RODRIGO FONSECA
Tem “X-Men” neste sábado na TV aberta, muito bem dublado, às 14h10, na Globo, com direito a Isaac Bardavid, que nos deixou faz bem pouco, a emprestar o vozeirão ao australiano Hugh Jackman. Foi o longa-metragem que consagrou o astro e abriu a franquia X. Seu diretor, Bryan Singer, acabou por ser “cancelado”, em 2018, após uma série de tretas nos sets de “Bohemian Rhapsody”, a biopic do Queen. A principal trava a seu nome vem de seus (supostos) escândalos nos sets, o que não se fez notar quando rodou a primeira aventura dos pupilos do Professor Charles Xavier. Aliás, na sexta, a Panini Comics manda pras bancas uma das melhores HQs do personagem e seu acólitos: “A Saga da Fênix Negra”, de John Byrne e Chris Claremont.
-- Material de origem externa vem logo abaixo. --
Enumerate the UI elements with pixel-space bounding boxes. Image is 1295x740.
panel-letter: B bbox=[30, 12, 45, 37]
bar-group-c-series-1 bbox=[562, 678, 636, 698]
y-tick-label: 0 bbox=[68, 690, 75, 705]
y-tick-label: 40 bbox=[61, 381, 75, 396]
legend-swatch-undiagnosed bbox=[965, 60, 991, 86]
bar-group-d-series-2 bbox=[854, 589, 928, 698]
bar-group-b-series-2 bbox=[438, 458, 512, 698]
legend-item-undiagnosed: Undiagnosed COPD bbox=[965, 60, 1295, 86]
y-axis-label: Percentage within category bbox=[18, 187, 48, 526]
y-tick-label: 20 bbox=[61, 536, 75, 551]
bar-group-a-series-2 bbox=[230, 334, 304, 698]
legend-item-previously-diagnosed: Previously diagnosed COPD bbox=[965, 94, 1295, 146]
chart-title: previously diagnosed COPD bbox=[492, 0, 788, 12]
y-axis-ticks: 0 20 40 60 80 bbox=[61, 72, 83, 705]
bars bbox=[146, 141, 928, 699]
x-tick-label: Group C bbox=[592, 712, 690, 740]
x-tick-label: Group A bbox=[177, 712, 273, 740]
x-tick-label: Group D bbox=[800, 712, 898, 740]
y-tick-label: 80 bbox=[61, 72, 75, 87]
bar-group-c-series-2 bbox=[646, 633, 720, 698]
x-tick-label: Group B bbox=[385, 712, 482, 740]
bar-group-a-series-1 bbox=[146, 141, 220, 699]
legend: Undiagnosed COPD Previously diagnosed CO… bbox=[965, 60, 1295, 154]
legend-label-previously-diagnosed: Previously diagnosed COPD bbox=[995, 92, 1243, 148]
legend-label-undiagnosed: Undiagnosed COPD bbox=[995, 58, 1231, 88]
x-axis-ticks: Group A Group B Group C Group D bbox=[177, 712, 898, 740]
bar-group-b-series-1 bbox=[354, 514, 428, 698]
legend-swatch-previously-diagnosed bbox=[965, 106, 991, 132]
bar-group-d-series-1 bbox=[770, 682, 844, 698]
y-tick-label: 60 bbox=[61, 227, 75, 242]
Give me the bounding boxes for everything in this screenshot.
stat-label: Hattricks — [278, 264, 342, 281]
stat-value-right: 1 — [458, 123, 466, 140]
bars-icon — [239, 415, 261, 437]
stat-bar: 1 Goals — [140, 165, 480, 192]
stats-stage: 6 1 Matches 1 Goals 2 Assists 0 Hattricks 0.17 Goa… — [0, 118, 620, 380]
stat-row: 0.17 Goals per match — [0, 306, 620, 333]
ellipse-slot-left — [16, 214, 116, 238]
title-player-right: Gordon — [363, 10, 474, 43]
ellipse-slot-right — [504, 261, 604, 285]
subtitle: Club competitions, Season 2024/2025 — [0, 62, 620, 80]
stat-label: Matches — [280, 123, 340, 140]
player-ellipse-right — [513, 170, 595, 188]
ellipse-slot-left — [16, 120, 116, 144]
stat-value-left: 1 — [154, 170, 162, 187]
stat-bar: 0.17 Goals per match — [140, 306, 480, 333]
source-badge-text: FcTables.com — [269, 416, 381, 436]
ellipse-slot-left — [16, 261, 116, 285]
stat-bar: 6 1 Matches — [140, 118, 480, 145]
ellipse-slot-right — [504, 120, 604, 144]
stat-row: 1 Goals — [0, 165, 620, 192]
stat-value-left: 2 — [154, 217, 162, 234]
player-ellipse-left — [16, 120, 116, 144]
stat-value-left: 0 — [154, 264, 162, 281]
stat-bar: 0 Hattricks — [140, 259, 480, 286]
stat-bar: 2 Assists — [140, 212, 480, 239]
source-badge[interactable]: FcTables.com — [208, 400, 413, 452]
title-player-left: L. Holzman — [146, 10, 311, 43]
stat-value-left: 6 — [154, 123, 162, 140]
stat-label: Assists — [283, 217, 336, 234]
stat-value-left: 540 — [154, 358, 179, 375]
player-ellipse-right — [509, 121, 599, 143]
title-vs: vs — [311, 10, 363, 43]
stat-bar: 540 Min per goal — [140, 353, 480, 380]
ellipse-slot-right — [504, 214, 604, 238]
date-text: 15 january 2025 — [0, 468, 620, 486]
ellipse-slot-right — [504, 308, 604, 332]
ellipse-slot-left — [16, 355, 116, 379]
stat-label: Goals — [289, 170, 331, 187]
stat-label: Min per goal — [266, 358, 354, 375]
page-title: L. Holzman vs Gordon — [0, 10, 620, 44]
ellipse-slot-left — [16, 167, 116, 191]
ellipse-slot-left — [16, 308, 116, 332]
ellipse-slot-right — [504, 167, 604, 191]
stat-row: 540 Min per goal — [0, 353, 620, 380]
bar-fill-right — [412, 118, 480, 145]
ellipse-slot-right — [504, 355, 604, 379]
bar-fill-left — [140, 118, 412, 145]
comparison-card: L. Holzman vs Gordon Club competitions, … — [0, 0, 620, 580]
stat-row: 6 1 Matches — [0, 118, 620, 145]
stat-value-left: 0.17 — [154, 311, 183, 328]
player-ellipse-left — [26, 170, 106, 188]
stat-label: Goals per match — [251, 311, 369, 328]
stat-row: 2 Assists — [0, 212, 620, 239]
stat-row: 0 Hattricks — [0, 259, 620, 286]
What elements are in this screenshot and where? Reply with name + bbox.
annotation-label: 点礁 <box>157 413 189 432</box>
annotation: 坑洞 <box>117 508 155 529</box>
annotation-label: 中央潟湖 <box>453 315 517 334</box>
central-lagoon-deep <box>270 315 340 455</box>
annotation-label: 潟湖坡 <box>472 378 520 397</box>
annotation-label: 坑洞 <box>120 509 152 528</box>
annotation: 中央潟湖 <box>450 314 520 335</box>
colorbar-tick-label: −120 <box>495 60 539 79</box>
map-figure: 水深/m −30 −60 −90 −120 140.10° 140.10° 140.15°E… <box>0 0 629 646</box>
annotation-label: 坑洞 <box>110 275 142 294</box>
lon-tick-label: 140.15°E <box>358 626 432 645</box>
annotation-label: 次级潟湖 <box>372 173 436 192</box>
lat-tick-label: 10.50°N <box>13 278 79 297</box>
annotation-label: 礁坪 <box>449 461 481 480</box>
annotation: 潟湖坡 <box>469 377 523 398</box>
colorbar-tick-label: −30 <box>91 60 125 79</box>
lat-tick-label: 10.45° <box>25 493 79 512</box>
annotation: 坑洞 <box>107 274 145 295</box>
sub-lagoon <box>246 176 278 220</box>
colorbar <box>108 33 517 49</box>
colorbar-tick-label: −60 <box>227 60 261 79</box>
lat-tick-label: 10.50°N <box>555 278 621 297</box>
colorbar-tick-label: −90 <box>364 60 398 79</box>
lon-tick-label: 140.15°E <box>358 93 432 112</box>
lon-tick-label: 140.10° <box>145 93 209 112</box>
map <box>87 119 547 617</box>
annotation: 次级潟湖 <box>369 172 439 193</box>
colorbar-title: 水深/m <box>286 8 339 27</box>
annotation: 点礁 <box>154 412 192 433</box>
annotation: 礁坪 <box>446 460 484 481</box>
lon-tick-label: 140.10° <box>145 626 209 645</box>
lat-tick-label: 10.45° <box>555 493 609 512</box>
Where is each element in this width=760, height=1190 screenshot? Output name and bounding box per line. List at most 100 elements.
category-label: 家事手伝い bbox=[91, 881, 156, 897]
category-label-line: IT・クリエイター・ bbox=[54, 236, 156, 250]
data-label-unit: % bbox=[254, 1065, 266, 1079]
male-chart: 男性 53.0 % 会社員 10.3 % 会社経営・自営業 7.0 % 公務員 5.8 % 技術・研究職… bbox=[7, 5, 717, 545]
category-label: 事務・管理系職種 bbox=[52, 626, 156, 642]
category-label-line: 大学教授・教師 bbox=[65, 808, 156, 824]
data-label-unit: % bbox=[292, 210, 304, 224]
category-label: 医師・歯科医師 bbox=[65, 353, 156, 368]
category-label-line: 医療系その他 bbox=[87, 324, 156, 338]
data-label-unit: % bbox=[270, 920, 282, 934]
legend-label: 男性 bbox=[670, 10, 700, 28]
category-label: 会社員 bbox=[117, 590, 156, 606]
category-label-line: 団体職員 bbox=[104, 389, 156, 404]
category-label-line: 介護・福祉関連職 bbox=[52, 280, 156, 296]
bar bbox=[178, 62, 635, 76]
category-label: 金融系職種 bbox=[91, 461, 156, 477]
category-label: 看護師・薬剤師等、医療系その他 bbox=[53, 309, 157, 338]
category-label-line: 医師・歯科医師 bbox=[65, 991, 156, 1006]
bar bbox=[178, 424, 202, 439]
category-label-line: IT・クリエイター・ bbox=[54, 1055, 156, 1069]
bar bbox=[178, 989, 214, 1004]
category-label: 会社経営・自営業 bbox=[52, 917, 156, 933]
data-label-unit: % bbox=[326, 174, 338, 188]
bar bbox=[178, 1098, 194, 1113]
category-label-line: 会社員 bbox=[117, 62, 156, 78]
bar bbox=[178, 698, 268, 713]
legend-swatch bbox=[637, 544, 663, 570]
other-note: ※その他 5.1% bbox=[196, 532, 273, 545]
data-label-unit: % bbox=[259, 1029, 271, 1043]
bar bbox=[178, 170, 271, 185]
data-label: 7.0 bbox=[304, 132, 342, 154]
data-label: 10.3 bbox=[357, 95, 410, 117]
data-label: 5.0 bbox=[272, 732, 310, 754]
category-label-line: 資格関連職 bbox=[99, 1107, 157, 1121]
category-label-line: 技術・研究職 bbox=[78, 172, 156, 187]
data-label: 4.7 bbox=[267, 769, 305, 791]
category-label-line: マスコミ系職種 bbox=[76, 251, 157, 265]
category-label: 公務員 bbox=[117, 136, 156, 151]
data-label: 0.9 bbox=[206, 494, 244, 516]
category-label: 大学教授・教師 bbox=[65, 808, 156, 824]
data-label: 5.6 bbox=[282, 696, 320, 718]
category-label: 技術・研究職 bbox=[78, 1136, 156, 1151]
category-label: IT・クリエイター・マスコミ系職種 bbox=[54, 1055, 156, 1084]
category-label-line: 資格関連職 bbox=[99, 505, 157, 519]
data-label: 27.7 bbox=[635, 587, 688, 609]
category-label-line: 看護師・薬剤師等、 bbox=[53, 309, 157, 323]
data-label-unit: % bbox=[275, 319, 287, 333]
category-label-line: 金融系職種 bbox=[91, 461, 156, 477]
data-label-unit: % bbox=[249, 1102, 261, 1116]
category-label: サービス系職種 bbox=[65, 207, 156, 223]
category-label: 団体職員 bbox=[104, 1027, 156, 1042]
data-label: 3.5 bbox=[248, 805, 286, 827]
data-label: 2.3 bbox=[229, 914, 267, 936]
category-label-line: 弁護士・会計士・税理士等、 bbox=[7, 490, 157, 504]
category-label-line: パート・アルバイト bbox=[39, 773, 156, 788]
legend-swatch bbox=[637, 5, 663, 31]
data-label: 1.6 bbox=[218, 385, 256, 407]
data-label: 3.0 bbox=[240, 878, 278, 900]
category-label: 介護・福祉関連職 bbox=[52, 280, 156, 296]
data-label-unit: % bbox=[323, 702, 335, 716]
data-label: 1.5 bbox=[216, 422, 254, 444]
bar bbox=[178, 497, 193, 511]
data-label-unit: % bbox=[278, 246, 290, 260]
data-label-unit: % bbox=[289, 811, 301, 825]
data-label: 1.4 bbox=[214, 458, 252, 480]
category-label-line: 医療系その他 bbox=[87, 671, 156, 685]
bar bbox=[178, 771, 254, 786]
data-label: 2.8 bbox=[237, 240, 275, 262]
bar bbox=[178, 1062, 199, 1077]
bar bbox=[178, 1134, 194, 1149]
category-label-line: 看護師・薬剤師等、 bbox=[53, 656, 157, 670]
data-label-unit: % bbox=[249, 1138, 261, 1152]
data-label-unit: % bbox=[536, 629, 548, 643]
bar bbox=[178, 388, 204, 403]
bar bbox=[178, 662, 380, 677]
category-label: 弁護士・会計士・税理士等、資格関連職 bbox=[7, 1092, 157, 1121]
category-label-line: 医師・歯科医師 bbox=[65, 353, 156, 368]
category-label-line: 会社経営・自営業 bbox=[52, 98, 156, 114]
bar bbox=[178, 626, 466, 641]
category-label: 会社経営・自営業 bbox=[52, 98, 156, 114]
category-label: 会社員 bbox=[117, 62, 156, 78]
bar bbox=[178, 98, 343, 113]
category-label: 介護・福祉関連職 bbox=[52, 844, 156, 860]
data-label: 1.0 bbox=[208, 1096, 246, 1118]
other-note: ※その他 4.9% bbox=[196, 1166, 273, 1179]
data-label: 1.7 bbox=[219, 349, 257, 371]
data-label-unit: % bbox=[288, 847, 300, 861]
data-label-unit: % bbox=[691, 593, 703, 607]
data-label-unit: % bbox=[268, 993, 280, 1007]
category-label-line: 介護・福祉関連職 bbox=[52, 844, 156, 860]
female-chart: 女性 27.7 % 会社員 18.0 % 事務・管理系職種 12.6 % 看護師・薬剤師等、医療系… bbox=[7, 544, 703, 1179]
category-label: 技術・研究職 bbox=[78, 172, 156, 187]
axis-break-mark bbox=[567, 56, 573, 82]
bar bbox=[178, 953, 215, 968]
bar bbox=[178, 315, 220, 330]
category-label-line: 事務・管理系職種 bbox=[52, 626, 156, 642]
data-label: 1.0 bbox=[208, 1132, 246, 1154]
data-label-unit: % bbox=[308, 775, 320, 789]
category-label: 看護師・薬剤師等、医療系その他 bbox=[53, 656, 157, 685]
Em terras brasileiras, o gibi mensal do povo X, muitas vezes zerado e reiniciado, está na edição n. 61. Fora isso, tem um especial dos Novos Mutantes chegando às vendas. O X está por todo lado, incluindo a frenética produção de “Deadpool 3”, que conta com Jackman em seu elenco.
Ilíada mutante, Ilíada de um tempo em crise com o conceito clássico de heroísmo, o longa-metragem que a Globo exibe hoje fez as vendas dos gibis “X” se multiplicarem. O filme é rebento do que poderia ser entendido como o legado nº 1 da cultura digital para a dramaturgia audiovisual: o conceito de meta-cinema. Filhos do Átomo, os discípulos de Charles Xavier, criados nas HQs por Stan Lee em 1963, tornaram-se cinema como Filhos da Geração DVD. A partir do final dos anos 1990, quando a tecnologia informática permitiu o advento das bolachinhas chamadas de Digital Versatile Disc, toda a memória fílmica produzida no mundo, até aquele momento, encontrou um escoamento (e um veio de preservação) biblioteconômico, que nos permitiu não apenas acesso a cópias, por exemplo, de uma comédia de Harold Lloyd (1893-1971) feita em 1919, mas também a toda uma fortuna crítica (mais contemporânea) sobre ela: os chamado extras. Diferentes do que se viveu na era VHS, todo DVD era um casamento de entretenimento com aula de História, o que alfabetizou uma nova linhagem de cinéfilos e reeducou o olhar dos mais velhos, criando, em ambos, uma percepção de que a realidade – do Presente e do Passado, sobretudo – é mediatizada, ou seja, existe o passado real, concreto, e existe o passado que o cinema nos ensinou. Nossa ideia da Chicago dos gângsters não é a Chicago dos documentos, calcada em fatos: nossa Chicago é a de Brian De Palma em Os Intocáveis. Ou seja… verdade dá lugar a simulacros. E simulacros produzem simulações da vida, ou seja, uma meta-vida, onde imagem não é só um corredor que nos leva a experiências sensíveis: imagem é a experiência em si. E este X-Men que a TV aberta confere neste domingo é uma delas. Das melhores. O que a práxis do simulacro produziu foi um meta-cinema.
Veja, por exemplo, o caso de alguns de seus maiores artesões. Pedro Almodóvar (Fale com Ela) e Wong Kar-Wai (Amor à Flor da Pele) criaram com base em seu mergulho em mestres do cinema e do folhetim (Vincente Minelli e Douglas Sirk sobretudo) uma ideia de meta-melodrama, ou seja, uma reflexão sobre os sofrimentos do querer calcados não em registros do Real, mas em noções de amar, sofrer, perder e reconquistar que o Cinema ensinou a eles. Já Quentin Jerome Tarantino (Bastardos Inglórios) passou os últimos quatro anos dedicado à lapidação do que podemos chamar de meta-melodrama: os geniais Django Livre (2012) e Os Oito Odiados (2015) não são apreensões reais de questões do Oeste “de verdade”, mas sim do Oeste de papelão que Hollywood e os spaghetti italianos nos legaram. São “mentirinhas” erguidas sobre “mentirinhas”, ficção da ficção. Embora não tenha – ainda – o peso destes cineastas, mas já tenha um lastro autoral com base na contínua discussão da farsa como prática de sobrevivência, Bryan Singer fez da franquia X-Men a instância do meta: não o meta-quadrinho, mas o meta-filme.
Falando em “meta”, tem “Logan” (2017) na Star + e tem a série “X-Men: Evolutions” na Amazon Prime.